Что остается? Только власть. Лишь она одна дает возможность всех под свои знамена созвать. Лишь она силу любого движения в любую сторону удесятеряет. Лишь с её помощью настоящее зло и настоящее добро творить можно. Так, чтобы полными горстями раздавать. Но власть легитимная, в открытой схватке завоеванная. А коли так, будем пробиваться в президенты. Правильно я вас понял?

– Правильно, неправильно – не в том суть. Главное, что по Сеньке шапка. Есть у тебя все по части человеческих качеств, чтобы в президенты пробиться. Мы это в тебе сразу распознали. С первого же мгновения почувствовали. Так что приступаем. Трактир под избирательный штаб лицуем. Сами манифесты писать садимся. Наших людей всюду пускаем, дабы фондрайзингом занялись и партстроительством.

Тебе же самую тяжелую и неблагодарную работу оставляем: «глаголом жечь сердца людей». Отправляйся в народ. От двери к двери. От площади к площади. Чтобы люди тебя узрели. Услышали. Чтобы они за тебя стеной встали. Чтобы увидели. Ты – это они. Ты их. Ты свой. Тебе можно верить. На тебя можно положиться. Ты не подведешь. Что пообещаешь, то и сделаешь.

– Принимается. Роли распределены. Партитура написана. С исполнением не подкачайте. А я двинулся. Как мы определили. Как нужно, чтобы все получилось.

И Кэрот пошел в народ. И люди в него поверили. И поднялись вслед за ним. И выбрали его Президентом. Не без помощи, само собой, вездесущей и всё знающей голытьбы трактирной.

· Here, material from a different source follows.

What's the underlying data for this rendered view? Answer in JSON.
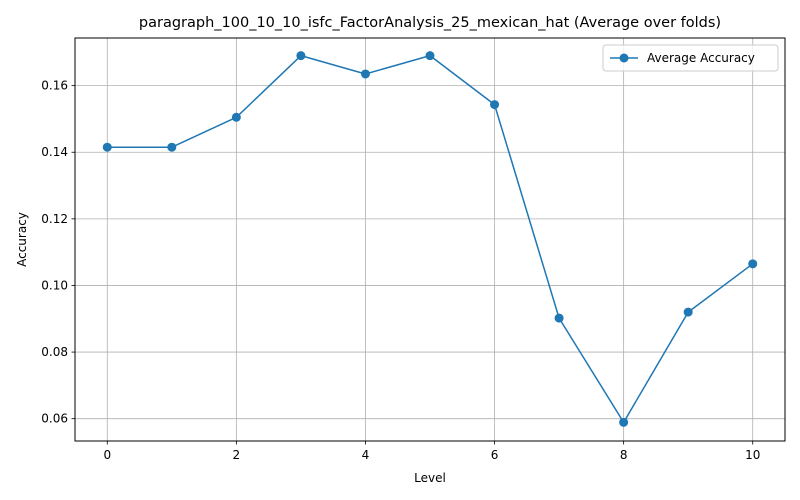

Только больше уже Кэрот не приходил в старинный, дорогой его сердцу трактир. Как тогда, после трагической смерти жены, он с головой ушел в работу. Он был везде. Он был всем. Он вкалывал так, как до этого никому и не снилось.

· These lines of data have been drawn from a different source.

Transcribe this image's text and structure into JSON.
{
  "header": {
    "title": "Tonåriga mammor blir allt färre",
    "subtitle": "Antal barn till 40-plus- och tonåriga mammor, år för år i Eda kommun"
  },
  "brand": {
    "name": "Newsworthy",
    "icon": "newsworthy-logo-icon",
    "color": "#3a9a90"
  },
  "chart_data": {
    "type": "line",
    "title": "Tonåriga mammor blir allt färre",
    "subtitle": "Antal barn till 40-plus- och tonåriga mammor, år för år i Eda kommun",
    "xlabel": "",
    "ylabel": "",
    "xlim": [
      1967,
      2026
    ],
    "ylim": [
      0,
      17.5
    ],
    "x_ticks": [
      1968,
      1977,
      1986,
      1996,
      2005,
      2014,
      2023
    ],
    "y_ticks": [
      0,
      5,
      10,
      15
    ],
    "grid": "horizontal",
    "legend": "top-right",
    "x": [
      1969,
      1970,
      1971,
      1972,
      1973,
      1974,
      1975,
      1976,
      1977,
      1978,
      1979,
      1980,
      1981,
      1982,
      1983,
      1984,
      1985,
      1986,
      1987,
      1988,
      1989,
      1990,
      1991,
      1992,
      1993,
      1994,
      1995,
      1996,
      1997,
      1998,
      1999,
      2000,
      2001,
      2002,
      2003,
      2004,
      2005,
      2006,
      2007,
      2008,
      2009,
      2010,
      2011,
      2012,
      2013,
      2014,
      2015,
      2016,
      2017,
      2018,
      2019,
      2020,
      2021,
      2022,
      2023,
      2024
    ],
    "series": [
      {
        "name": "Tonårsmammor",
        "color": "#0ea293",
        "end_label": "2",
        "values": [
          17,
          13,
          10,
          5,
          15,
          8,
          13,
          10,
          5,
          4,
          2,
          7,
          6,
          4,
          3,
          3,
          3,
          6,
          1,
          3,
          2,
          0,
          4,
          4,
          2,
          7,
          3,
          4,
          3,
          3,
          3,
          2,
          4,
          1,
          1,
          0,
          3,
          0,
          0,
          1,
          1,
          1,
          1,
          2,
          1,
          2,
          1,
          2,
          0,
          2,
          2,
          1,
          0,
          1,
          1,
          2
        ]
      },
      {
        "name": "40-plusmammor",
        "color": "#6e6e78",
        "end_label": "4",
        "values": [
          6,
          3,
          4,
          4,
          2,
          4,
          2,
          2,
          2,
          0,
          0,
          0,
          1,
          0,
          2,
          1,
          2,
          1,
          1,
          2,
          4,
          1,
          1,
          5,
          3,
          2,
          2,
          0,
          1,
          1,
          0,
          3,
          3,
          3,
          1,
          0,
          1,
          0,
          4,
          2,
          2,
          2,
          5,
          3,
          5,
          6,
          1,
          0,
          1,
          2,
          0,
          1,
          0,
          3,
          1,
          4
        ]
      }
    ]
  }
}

Только на таком поприще, где каждый правильный шаг дает тысячекратную отдачу. Где каждое доброе дело окрыляет миллионы. Где каждый успех выпускает на свободу несметные силы, таящиеся в человеке.

За считанные годы Кэрот преобразил страну. Поднял её из руин. Вдохнул в сердца людей такую веру, что им все стало по плечу. Дал им такую гордость, что жить по-скотски сделалось ниже их достоинства. Задрал так высоко планку, что всем захотелось на предложенный им уровень подняться и ему соответствовать.

Радость от того, что получается, от того, что дерзаешь, от того, что всё теперь другое, окрасило всё вокруг. И жизнь сделалась именно такой, как утверждалось в том заклятье, которое старуху обращало в девицу, дурнушку превращало в красавицу, в омертвевшее сердце вкладывало огонь любви.

Только заклятьем можно было оживить одного человека. И лишь однажды. То, что удалось ему с помощью голытьбы трактирной, касалось всех. Народов. Стран. Мира, в котором мы живем.

А когда он почти до дна вычерпал свои силы, когда всего себя отдал другим, когда потускнели глаза и морщины избороздили лицо, к нему подошла не та – другая Мария-кудесница, но такая же молодая, красивая, страстная, и произнесла слова заклятья. И чудо снова свершилось. Потому что в нашем мире всегда есть место чуду. И всегда будет. Его только нужно призывать. Жаждать. Хотеть. Очень, очень, очень.